Vancouver, Côte Nord-Ouest de l’Amérique du Nord, Canada

 

Est-ce l’heure des bilans, l’heure des interrogations, l’heure des nouveaux départs, l’heure des regards en arrière…

Que sais-je… Qui suis-je… Où suis-je… Pourquoi… Quand… Comment…

 

Dans deux jours, demain, aujourd’hui, hier, avant-hier… ca fait 8 mois…  8 mois que j’ai quitté la France… Ma famille, mes amis…

8 mois que skype est devenu mon meilleur ami pour parler avec mes meilleurs amis… pour se voir, pour rigoler, pour se raconter ces tranches de vie, ces petits détails, pour partager…

8 mois que je tente de construire une nouvelle vie, ici, là-bas….

8 mois d’expériences, de prises de conscience, de rire, de pleurs, de manques, d’envies, de découvertes, d’interrogations, de doutes, de craintes, de folies, de rencontres, d’imaginations, d’apprentissages, d’échanges, de partages, …

8 mois… tant d’histoires… tant de vies… de vies vécues, de vies rencontrées, d’histoires de vie tout simplement…

 

Il y a 8 mois, tout les amis rassemblés, autour d’une belle table, près de cette rivière qui m’aura tant façonné, levèrent leur verre à cette formidable aventure que je vis aujourd’hui. Rires, joies, émotions, cadeaux, souvenirs, questions remplirent cette soirée… L’une des questions est toujours là, toujours présente dans ma tête… car finalement je n’avais pas vraiment la réponse à cette question… Juste une phrase disant : « l’herbe n’est pas plus verte au Canada, ni plus verte en France. Elle a simplement un goût différent… » La question étant : « Pourquoi pars-tu au Canada ? »

Pourquoi être parti…

 

L’une des réponses pourrait être ce texte, merci encore à la personne qui me l’a renvoyé il n’y a pas si longtemps, ce texte donc, de Pablo Neruda :

 

« Il meurt lentement

Celui qui ne voyage pas,

Celui qui ne lit pas,

Celui qui n’écoute pas de musique,

Celui qui ne sait pas trouver

Grâce à ses yeux.

 

Il meurt lentement

Celui qui détruit son amour-propre,

Celui qui ne se laisse jamais aider.

 

Il meurt lentement

Celui qui devient esclave de l’habitude

Refaisant tous les jours les mêmes chemins,

Celui qui ne change jamais de repère,

Ne se risque jamais à changer la couleur

De ses vêtements

Ou qui ne parle jamais à un inconnu.

 

Il meurt lentement

Celui qui évite la  passion

Et son tourbillon d’émotions

Celles qui redonnent la lumière dans les yeux

Et réparent les cœurs blessés.

 

Il meurt lentement

Celui qui ne change jamais de cap

Lorsqu’il est malheureux

Au travail ou en amour,

Celui qui ne prend pas de risques

Pour réaliser ses rêves,

Celui qui, pas une seule fois dans sa vie,

N’a fui les conseils sensés.

 

Vis maintenant !

Risque-toi aujourd’hui !

Agis tout de suite !

Ne te laisse pas mourir lentement !

Ne te prive pas d’être heureux ! »

 

Ce n’est qu’une réponse… il y en a d’autres… sont-elles importantes ? oui et non…

 

Partir, c’est oser quitter son univers, oser remettre tout en question, c’est accepter de prendre le risque de tout perdre…, c’est accepter de tout recommencer à zéro, c’est s’ouvrir au monde, c’est s’éloigner des gens qu’on aime,…

 

Pourquoi le faire ?

 

Parce qu’un jour dans sa vie, on a des choix à faire, des décisions à prendre, des opportunités à saisir.

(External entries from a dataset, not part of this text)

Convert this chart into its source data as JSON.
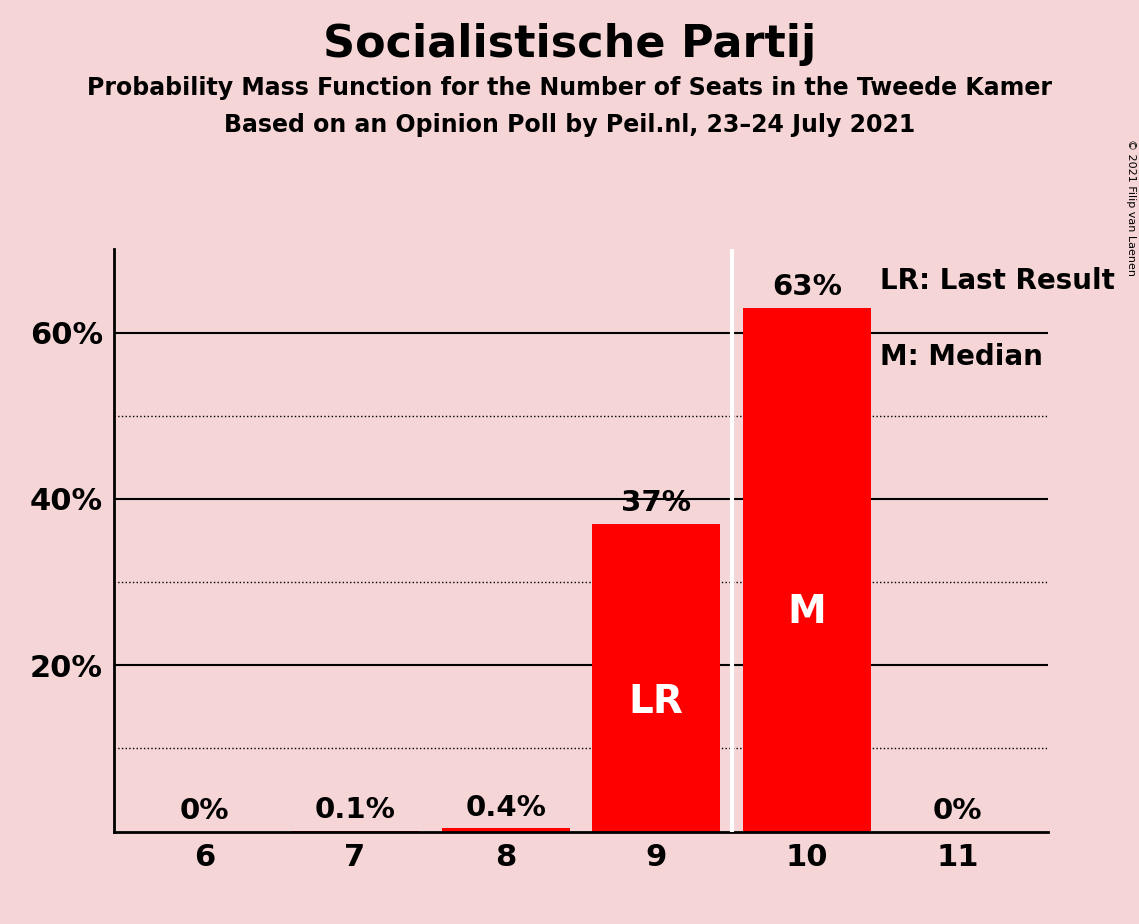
{
  "title": "Socialistische Partij",
  "subtitle1": "Probability Mass Function for the Number of Seats in the Tweede Kamer",
  "subtitle2": "Based on an Opinion Poll by Peil.nl, 23–24 July 2021",
  "copyright": "© 2021 Filip van Laenen",
  "categories": [
    6,
    7,
    8,
    9,
    10,
    11
  ],
  "values": [
    0.0,
    0.001,
    0.004,
    0.37,
    0.63,
    0.0
  ],
  "bar_color": "#ff0000",
  "label_texts": [
    "0%",
    "0.1%",
    "0.4%",
    "37%",
    "63%",
    "0%"
  ],
  "lr_bar": 9,
  "median_bar": 10,
  "background_color": "#f5d5d5",
  "bar_label_color_outside": "#000000",
  "bar_label_color_inside": "#ffffff",
  "legend_lr": "LR: Last Result",
  "legend_m": "M: Median",
  "ytick_positions": [
    0.2,
    0.4,
    0.6
  ],
  "ytick_labels": [
    "20%",
    "40%",
    "60%"
  ],
  "ylim": [
    0,
    0.7
  ],
  "title_fontsize": 32,
  "subtitle_fontsize": 17,
  "axis_tick_fontsize": 22,
  "bar_label_fontsize": 21,
  "legend_fontsize": 20,
  "inside_label_fontsize": 28,
  "solid_gridline_y": [
    0.2,
    0.4,
    0.6
  ],
  "dotted_gridline_y": [
    0.1,
    0.3,
    0.5
  ]
}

Pour ma part, mon travail m’offrait un job que j’aime énormément, mais le salaire ne correspondait aucunement à ce que l’on attendait de moi, j’étais célibataire, sans réelles attaches, et les quelques mois que j’ai pu passer sur Bordeaux furent emplis de rencontres grâce à Couchsurfing, grâce au travail avec des personnes venant des quatre coins du monde, rencontres amicales, amoureuses,… rencontres qui m’ont fait douter sur mon départ… rencontres qui me confortent dans ce départ…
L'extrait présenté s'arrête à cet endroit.